"Every county has something different to offer and considers some indicators that might not be obvious when making the decision, such as net flow of other over 65s"
West Sussex has retained its spot as the best place to retire for the second year running, according to Prudential’s 2018 data.
Dorset came in second position, East Sussex in third, the Isle of Wight in fourth with Norfolk in fifth. The Isle of Wight edged Devon out of the top five for 2018, rising four places.
Prudential’s rankings are based on nine indicators of a happy and comfortable retirement. These include pensioners as a proportion of county’s population – an indicator that the county has previously been an attractive location for pensioners - disability-free life expectancy, access to healthcare, crime levels, pension income and healthy lifestyle data.
Just three of the top 10 counties for pensioners to retire to are not in the South of England; Norfolk, Worcestershire and Shropshire, the latter of which jumped seven places from 2017’s rankings to reach the top 10. Somerset also jumped significantly compared to last year, rising nine places to appear in 2018’s top 10. Suffolk and North Yorkshire, on the other hand, both dropped out of this year’s top 10, falling three and eight places respectively.
Of the nine individual indicators of quality of life, seven had top counties which were not listed in the overall top 10 counties for retirees. Rutland topped the charts for both healthy lifestyle factors and having the happiest population, despite ranking 16th overall.
The West Midlands was ranked one of the safer counties for retirees, boasting the lowest crime rate per 1,000 people, followed by North Yorkshire and Dyfed.
Retirees in Bedfordshire are now the wealthiest, with the best score for pensioner income, knocking Surrey off the top spot and followed by Essex and Hertfordshire.
Over 65s in Herefordshire can look forward to their retirement in the knowledge that they were the best performing county for disability-free life expectancy with people aged 65 years old in the county expected to live 13 years on average, followed by Rutland (12.6 years) and Worcestershire (12.4 years). Those in Gwynedd, on the other hand, enjoy the best score for the number of healthcare workers per 1,000 people, followed by Shropshire and Bristol.
Dorset, for the second year running, is the county with the highest proportion of population over 65 years - accounting for over a quarter (28%) of the county’s residents. However, in terms of the net flow (those moving in and out of a county) of over 65-year olds, Devon has the highest retention rate.
Kirsty Anderson, retirement expert at Prudential, commented: “There are currently 12 million over 65s in England and Wales, up 1.4 million from 2017. Retirement is an exciting time for many, but it does come with major decisions which should not be taken lightly, one of which is where to live. Many of us currently live in a location close to work and wish for a retirement somewhere away from the hustle and bustle of being near a major city.

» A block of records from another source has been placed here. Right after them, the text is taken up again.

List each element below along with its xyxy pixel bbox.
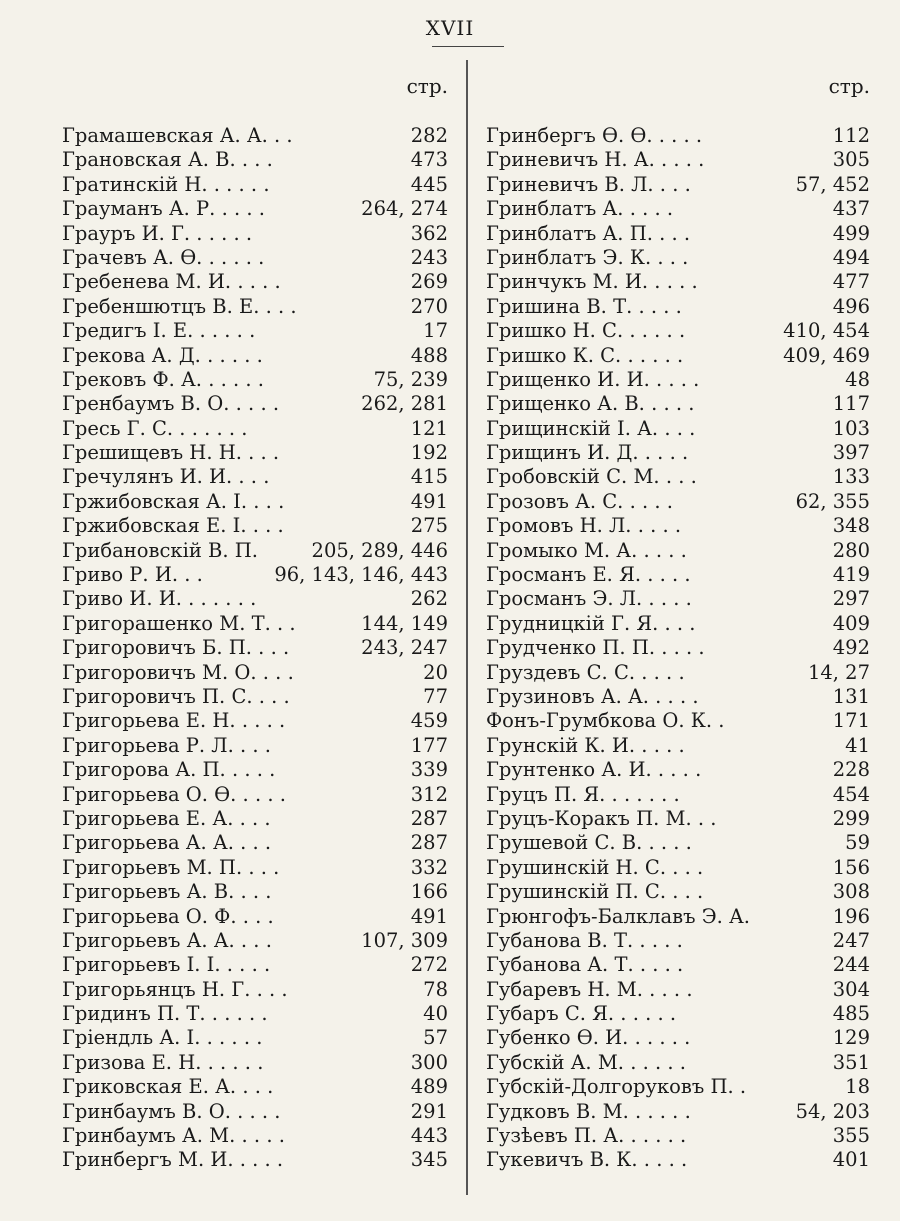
entry-pages: 473 bbox=[410, 148, 448, 172]
index-entry bbox=[62, 709, 448, 733]
entry-pages: 494 bbox=[832, 245, 870, 269]
entry-name: Григорьевъ А. В. . . . bbox=[62, 880, 272, 904]
entry-pages: 305 bbox=[832, 148, 870, 172]
entry-name: Гудковъ В. М. . . . . . bbox=[486, 1099, 691, 1123]
index-entry bbox=[62, 539, 448, 563]
entry-name: Гриковская Е. А. . . . bbox=[62, 1075, 274, 1099]
index-entry bbox=[486, 636, 870, 660]
index-entry bbox=[62, 1148, 448, 1172]
entry-name: Григорова А. П. . . . . bbox=[62, 758, 276, 782]
index-entry bbox=[62, 953, 448, 977]
index-entry bbox=[62, 270, 448, 294]
entry-name: Грешищевъ Н. Н. . . . bbox=[62, 441, 280, 465]
entry-pages: 17 bbox=[423, 319, 448, 343]
entry-pages: 171 bbox=[832, 709, 870, 733]
entry-name: Григорьевъ А. А. . . . bbox=[62, 928, 272, 952]
index-entry bbox=[486, 880, 870, 904]
entry-pages: 300 bbox=[410, 1050, 448, 1074]
entry-name: Гукевичъ В. К. . . . . bbox=[486, 1148, 688, 1172]
index-entry bbox=[62, 807, 448, 831]
entry-name: Гринбергъ М. И. . . . . bbox=[62, 1148, 284, 1172]
entry-name: Гришина В. Т. . . . . bbox=[486, 294, 682, 318]
index-entry bbox=[62, 636, 448, 660]
entry-name: Гробовскій С. М. . . . bbox=[486, 465, 697, 489]
entry-name: Груцъ П. Я. . . . . . . bbox=[486, 782, 680, 806]
entry-pages: 291 bbox=[410, 1099, 448, 1123]
entry-pages: 491 bbox=[410, 904, 448, 928]
index-entry bbox=[62, 319, 448, 343]
entry-pages: 20 bbox=[423, 660, 448, 684]
entry-name: Грауръ И. Г. . . . . . bbox=[62, 221, 253, 245]
index-entry bbox=[486, 587, 870, 611]
index-entry bbox=[62, 856, 448, 880]
entry-pages: 275 bbox=[410, 514, 448, 538]
entry-pages: 75, 239 bbox=[373, 367, 448, 391]
index-entry bbox=[62, 1051, 448, 1075]
entry-pages: 121 bbox=[410, 416, 448, 440]
index-entry bbox=[486, 831, 870, 855]
index-entry bbox=[62, 563, 448, 587]
entry-name: Гржибовская Е. І. . . . bbox=[62, 514, 284, 538]
entry-name: Григорьевъ І. І. . . . . bbox=[62, 953, 271, 977]
index-entry bbox=[62, 514, 448, 538]
index-entry bbox=[486, 417, 870, 441]
entry-pages: 345 bbox=[410, 1148, 448, 1172]
index-entry bbox=[62, 1124, 448, 1148]
entry-name: Грунтенко А. И. . . . . bbox=[486, 758, 702, 782]
index-entry bbox=[486, 758, 870, 782]
entry-pages: 59 bbox=[845, 831, 870, 855]
entry-name: Грушинскій Н. С. . . . bbox=[486, 855, 704, 879]
entry-name: Груздевъ С. С. . . . . bbox=[486, 660, 685, 684]
entry-name: Гратинскій Н. . . . . . bbox=[62, 172, 270, 196]
entry-name: Гринбаумъ А. М. . . . . bbox=[62, 1124, 285, 1148]
index-entry bbox=[62, 148, 448, 172]
column-divider bbox=[466, 60, 468, 1195]
index-entry bbox=[62, 124, 448, 148]
entry-name: Груцъ-Коракъ П. М. . . bbox=[486, 806, 717, 830]
index-entry bbox=[62, 929, 448, 953]
entry-name: Грауманъ А. Р. . . . . bbox=[62, 197, 265, 221]
index-column-left bbox=[62, 74, 448, 1173]
entry-pages: 78 bbox=[423, 977, 448, 1001]
entry-pages: 57 bbox=[423, 1026, 448, 1050]
entry-pages: 156 bbox=[832, 855, 870, 879]
entry-name: Гризова Е. Н. . . . . . bbox=[62, 1050, 264, 1074]
entry-name: Григорьева Р. Л. . . . bbox=[62, 733, 271, 757]
entry-name: Гринчукъ М. И. . . . . bbox=[486, 270, 698, 294]
entry-pages: 166 bbox=[410, 880, 448, 904]
entry-name: Гринбергъ Ѳ. Ѳ. . . . . bbox=[486, 124, 703, 147]
index-entry bbox=[62, 587, 448, 611]
entry-name: Грудченко П. П. . . . . bbox=[486, 636, 705, 660]
entry-pages: 272 bbox=[410, 953, 448, 977]
entry-pages: 270 bbox=[410, 294, 448, 318]
index-entry bbox=[62, 734, 448, 758]
entry-name: Грюнгофъ-Балклавъ Э. А. bbox=[486, 904, 750, 928]
entry-pages: 304 bbox=[832, 977, 870, 1001]
entry-pages: 244 bbox=[832, 953, 870, 977]
entry-pages: 112 bbox=[832, 124, 870, 147]
entry-name: Грищинскій І. А. . . . bbox=[486, 416, 696, 440]
entry-name: Гренбаумъ В. О. . . . . bbox=[62, 392, 280, 416]
index-entry bbox=[62, 612, 448, 636]
entry-pages: 437 bbox=[832, 197, 870, 221]
entry-name: Губаревъ Н. М. . . . . bbox=[486, 977, 693, 1001]
index-entry bbox=[486, 1100, 870, 1124]
index-entry bbox=[486, 1002, 870, 1026]
entry-pages: 332 bbox=[410, 855, 448, 879]
entry-pages: 41 bbox=[845, 733, 870, 757]
index-entry bbox=[62, 197, 448, 221]
entry-pages: 205, 289, 446 bbox=[311, 538, 448, 562]
entry-pages: 488 bbox=[410, 343, 448, 367]
entry-pages: 228 bbox=[832, 758, 870, 782]
entry-name: Гринбаумъ В. О. . . . . bbox=[62, 1099, 281, 1123]
entry-pages: 299 bbox=[832, 806, 870, 830]
index-entry bbox=[486, 856, 870, 880]
index-entry bbox=[486, 490, 870, 514]
index-entry bbox=[486, 1051, 870, 1075]
entry-pages: 177 bbox=[410, 733, 448, 757]
entry-name: Грачевъ А. Ѳ. . . . . . bbox=[62, 245, 265, 269]
entry-name: Григорьева Е. А. . . . bbox=[62, 806, 271, 830]
index-entry bbox=[486, 539, 870, 563]
index-entry bbox=[486, 465, 870, 489]
index-entry bbox=[486, 807, 870, 831]
entry-name: Губенко Ѳ. И. . . . . . bbox=[486, 1026, 691, 1050]
index-entry bbox=[486, 978, 870, 1002]
entry-name: Грушинскій П. С. . . . bbox=[486, 880, 704, 904]
entry-pages: 445 bbox=[410, 172, 448, 196]
index-entry bbox=[62, 417, 448, 441]
index-entry bbox=[62, 441, 448, 465]
index-entry bbox=[62, 173, 448, 197]
index-entry bbox=[62, 905, 448, 929]
index-entry bbox=[486, 441, 870, 465]
index-entry bbox=[62, 295, 448, 319]
entry-pages: 129 bbox=[832, 1026, 870, 1050]
entry-name: Григорьянцъ Н. Г. . . . bbox=[62, 977, 288, 1001]
index-entry bbox=[486, 1026, 870, 1050]
index-entry bbox=[486, 514, 870, 538]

“Our analysis hopefully helps future retirees with this decision and highlights that every county has something different to offer and considers some indicators that might not be obvious when making the decision, such as net flow of other over 65s or healthy lifestyle data. It is understandable that many want to relocate but it is a decision that must be well thought through and ensure the new location has the provisions they require.
“Finding the right location is tricky but extremely important. To get the most choice when the time comes to give up work, people will benefit from saving as much as they can into a pension as early as they can in their working lives. And before taking any decisions on how to turn pension savings into an income, retirees should consider having a conversation with a professional financial adviser.”